While it is difficult to couple information from a continuum model to forces on individual molecules, Charras and Horton recently showed that stresses and strains resulting from fluid shear stress are below the threshold needed to activate candidate shear-sensitive molecules.8 However, because their model did not include the nucleus or FAs, they could not predict the stress-amplification mechanisms suggested in our study. In our model, strains on the order of 1–4% are predicted. If these strains were applied to the membrane near FAs, it is conceivable that transmembrane proteins could be activated there.

It is possible that cell–cell junctions19 are additional mechanisms of force amplification. A recent report by Tzima and colleagues suggests that PECAM-1, along with adapter molecules may constitute a force-sensitive system which indirectly activates integrin molecules.52 In that study, both shear stress and bead pulling were used as forcing functions to activate integrins in endothelial cells. Since cell junctions were not explicitly included in the present model, it is not yet clear that bead pulling and shear stress elicit comparable stresses at cell junctions. Our study focused on cellular stresses in response to apically applied fluid shear stress in order to begin to evaluate extant theories on focal-adhesion-mediated mechanotransduction of fluid shear stress. It is possible that other modes of force (e.g. cell contraction, substrate stretching, bead pulling) may stimulate different molecular signaling pathways than those activated by fluid shear stress.8

Cell-Specific Stress Analysis and Mechanotransduction

In summary, this study presents the first estimates of heterogeneous displacements and stress–strain fields in sheared and focally-adhered endothelial cells. These heterogeneous stress responses are due to the inclusion in the model of distributed attachment locations (i.e. FAs) and cellular components with different elastic moduli. The location and directions of upstream tensile and downstream compressive stresses computed in the vicinity of individual FAs were consistent with the observation of FA growth in the downstream direction of flow and FA retraction in the upstream side, thus providing needed quantitative information to elucidate mechanisms of mechanotaxis of ECs.12, 33, 56Further work is necessary to extract stresses from individual FAs and to precisely compute forces on integrin-extracellular matrix bonds to evaluate integrin-mediated force sensing. If such modeling methods are followed by cellular probing for physiological changes and molecular signaling events on the same cells, direct correlations could be made between sub-cellular stresses and signaling (i.e. cell-specific mechanotransduction) to assess which structures are the dominant mechanotransducers under physiological and pathophysiological conditions. Elucidating molecular mechanisms of alterations in EC phenotypes from atheroprotective to atherogenic in response to prevailing wall shear stress is an important component of the development of therapeutic interventions in vascular disease.
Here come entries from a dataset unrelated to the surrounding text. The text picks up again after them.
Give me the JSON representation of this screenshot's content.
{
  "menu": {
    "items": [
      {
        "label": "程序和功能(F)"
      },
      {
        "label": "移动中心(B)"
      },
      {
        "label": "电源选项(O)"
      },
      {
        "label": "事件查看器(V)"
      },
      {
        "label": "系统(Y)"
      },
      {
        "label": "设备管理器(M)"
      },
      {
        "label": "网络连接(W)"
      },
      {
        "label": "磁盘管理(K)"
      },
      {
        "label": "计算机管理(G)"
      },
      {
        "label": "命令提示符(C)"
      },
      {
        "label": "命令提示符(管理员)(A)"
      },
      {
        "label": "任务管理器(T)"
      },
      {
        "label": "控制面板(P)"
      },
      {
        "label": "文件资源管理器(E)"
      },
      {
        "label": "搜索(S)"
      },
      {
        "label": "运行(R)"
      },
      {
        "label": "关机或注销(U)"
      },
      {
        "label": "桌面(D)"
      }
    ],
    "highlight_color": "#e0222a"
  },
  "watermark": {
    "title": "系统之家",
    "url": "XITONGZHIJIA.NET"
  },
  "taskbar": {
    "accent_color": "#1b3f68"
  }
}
In order to determine the precise molecular mechanisms which couple force and biochemical signaling in ECs, it is useful to combine engineering analysis of intact endothelial cells with real-time experimental readouts of the same cell using comparable spatial and temporal scales; in other words, cell-specific models constructed from accurate input parameters of cell topographies and boundary conditions followed by micron-scale interrogation of molecular changes in areas of stress or strain focusing. Such analysis would lead to direct, same-cell correlation of experimental measurements and stress distributions. While atomic force microscopy (AFM) and electron microscopy (EM) can yield ultra-high-resolution topographies for solid models, fluorescence microscopy can yield high-resolution images of surface and internal cellular features of viable cells. In addition to yielding insight into the role of surface topography, nuclei, and FAs in shear-induced stress distributions, these methodologies set the stage for cell-specific modeling and experimentation to elucidate the fundamental mechanisms of mechanotransduction.